In the words of Avi Sagi, Professor Emeritus of Philosophy at Bar Ilan University, the answer is as follows: “Turn to each other with compassion, concern and care. This solidarity turns the other’s pain into my pain, his suffering into my suffering, and his joy into my joy.” A Jew and an Arab who live in the same building in Israel, who address each other with compassion, concern and care, they share more of a single identity than any other inhabitant of the world.
We believe that the Second Temple was destroyed due to the lack of proper human interaction, due to baseless hatred. All those who lived at the time were religious Jews who observed the commandments, both the light and the severe. And still, their hierarchical perceptions and the difficulty of recognizing each side’s inner identity, led them down a path to destruction. This lack of vision made it difficult to recognize common interests, increased their fear of each other, and led to a desire to take revenge, one upon the other, as soon as they realized that they were no longer interdependent.
I learned an important truth from my grandfather, Abba Dejan (Gideon) Mengisha. At the base of “Beta Israel’s” (Ethiopian Jewry’s) theological world view is a fundamental value, the value of equality. In contrast to philosophies in which the entire culture is anchored in a distinct hierarchical concept characterized by a code of honor, the Ethiopian Jewish community sees all humans as equal before the eyes of God. No one person is more or less important than any other. Perhaps this education that I received from my home, from the Ethiopian tradition, is what allows me to find a balance between my personal identity and the collective national identity.
This education helped me deal with heavy questions like identifying which of the parties in any given dispute offers me separation instead of equality? Who is suggesting that I judge people by their color, their gender and their religion rather than by the content of their character? Who offers me a society where the minorities and the “weak” groups will receive their share by grace and not by right? Who offers me a solution for the short term and who offers us a solution for the long term? Who offers us a cosmetic solution and who offers us a fundamental solution.

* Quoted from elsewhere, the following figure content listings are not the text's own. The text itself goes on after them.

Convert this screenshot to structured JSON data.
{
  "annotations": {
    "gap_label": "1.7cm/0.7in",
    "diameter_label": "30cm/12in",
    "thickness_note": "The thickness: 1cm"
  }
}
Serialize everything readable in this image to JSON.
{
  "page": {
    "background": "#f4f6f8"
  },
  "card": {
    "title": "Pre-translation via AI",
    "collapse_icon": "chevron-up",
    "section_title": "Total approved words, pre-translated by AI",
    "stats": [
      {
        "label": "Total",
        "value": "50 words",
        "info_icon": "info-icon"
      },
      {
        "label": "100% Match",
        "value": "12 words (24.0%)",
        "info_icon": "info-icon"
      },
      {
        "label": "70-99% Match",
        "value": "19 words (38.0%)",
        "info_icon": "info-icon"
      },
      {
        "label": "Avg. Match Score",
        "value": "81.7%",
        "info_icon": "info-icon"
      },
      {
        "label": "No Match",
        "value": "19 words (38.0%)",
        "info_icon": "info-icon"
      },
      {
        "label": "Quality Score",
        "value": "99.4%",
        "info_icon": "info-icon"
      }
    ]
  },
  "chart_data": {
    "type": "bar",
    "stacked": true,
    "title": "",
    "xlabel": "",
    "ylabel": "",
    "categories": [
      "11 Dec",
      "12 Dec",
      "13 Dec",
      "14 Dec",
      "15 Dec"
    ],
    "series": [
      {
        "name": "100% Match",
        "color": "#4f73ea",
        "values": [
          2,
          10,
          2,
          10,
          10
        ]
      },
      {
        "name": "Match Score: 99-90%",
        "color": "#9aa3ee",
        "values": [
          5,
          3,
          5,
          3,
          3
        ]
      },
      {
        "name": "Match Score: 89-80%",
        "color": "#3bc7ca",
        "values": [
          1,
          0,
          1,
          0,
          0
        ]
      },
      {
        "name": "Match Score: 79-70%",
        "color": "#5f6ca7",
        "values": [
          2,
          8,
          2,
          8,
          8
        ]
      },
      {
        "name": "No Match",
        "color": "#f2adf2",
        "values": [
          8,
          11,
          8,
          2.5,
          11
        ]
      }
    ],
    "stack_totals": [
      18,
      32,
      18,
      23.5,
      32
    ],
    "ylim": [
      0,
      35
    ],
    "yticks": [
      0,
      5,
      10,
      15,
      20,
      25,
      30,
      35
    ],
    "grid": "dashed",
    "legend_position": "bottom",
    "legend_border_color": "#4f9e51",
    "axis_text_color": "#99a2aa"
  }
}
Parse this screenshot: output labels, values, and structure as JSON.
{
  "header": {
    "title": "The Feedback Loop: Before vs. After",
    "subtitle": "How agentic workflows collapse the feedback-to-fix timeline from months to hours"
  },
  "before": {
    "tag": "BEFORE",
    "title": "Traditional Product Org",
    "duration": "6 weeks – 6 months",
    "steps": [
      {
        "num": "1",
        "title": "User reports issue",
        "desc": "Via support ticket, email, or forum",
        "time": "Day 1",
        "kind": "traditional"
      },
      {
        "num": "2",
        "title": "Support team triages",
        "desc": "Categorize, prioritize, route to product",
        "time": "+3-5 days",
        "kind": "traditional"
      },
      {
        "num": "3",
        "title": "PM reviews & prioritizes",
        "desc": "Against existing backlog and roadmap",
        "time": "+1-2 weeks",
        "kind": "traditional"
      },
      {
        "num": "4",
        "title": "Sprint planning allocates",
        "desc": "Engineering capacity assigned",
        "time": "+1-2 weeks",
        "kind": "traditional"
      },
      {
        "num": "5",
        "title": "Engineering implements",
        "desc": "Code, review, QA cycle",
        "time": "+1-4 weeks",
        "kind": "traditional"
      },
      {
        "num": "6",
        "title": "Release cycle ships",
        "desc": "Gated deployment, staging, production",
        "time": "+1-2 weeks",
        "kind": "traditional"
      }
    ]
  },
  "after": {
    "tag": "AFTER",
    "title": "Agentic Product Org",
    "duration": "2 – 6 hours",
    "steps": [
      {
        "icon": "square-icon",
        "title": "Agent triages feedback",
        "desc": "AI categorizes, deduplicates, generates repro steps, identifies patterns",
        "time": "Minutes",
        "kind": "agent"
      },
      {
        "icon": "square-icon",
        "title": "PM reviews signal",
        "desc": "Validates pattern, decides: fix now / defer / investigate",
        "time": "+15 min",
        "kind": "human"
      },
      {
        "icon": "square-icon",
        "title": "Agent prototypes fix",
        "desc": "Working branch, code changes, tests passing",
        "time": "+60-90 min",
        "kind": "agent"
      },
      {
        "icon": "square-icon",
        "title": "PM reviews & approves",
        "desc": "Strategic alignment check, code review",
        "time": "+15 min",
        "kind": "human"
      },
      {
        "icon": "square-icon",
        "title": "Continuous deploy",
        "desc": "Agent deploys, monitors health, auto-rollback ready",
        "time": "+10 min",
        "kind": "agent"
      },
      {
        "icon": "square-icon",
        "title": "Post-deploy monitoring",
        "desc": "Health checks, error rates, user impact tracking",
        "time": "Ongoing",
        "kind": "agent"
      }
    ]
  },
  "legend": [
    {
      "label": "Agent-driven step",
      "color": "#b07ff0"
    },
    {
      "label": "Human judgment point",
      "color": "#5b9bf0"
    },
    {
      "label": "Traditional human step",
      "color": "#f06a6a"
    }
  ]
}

My training also allows me to understand that as dark as today is, the sun will rise tomorrow. The current darkness, in which we are sitting, still holds lot of light that is useful for clarifying and refining our situation. One day this little light will become a great light. With this light we will be able to see that the human qualities of different groups in Israeli society are stronger than the prejudices we have about each of them. We need all the groups. Tomorrow will be much better. The possibility of divorce will be replaced by the knowledge that the best solution is alliance. Through our suspicions, trust, fear, and love, we will all have the privilege of continuing to establish our faithful home in Israel.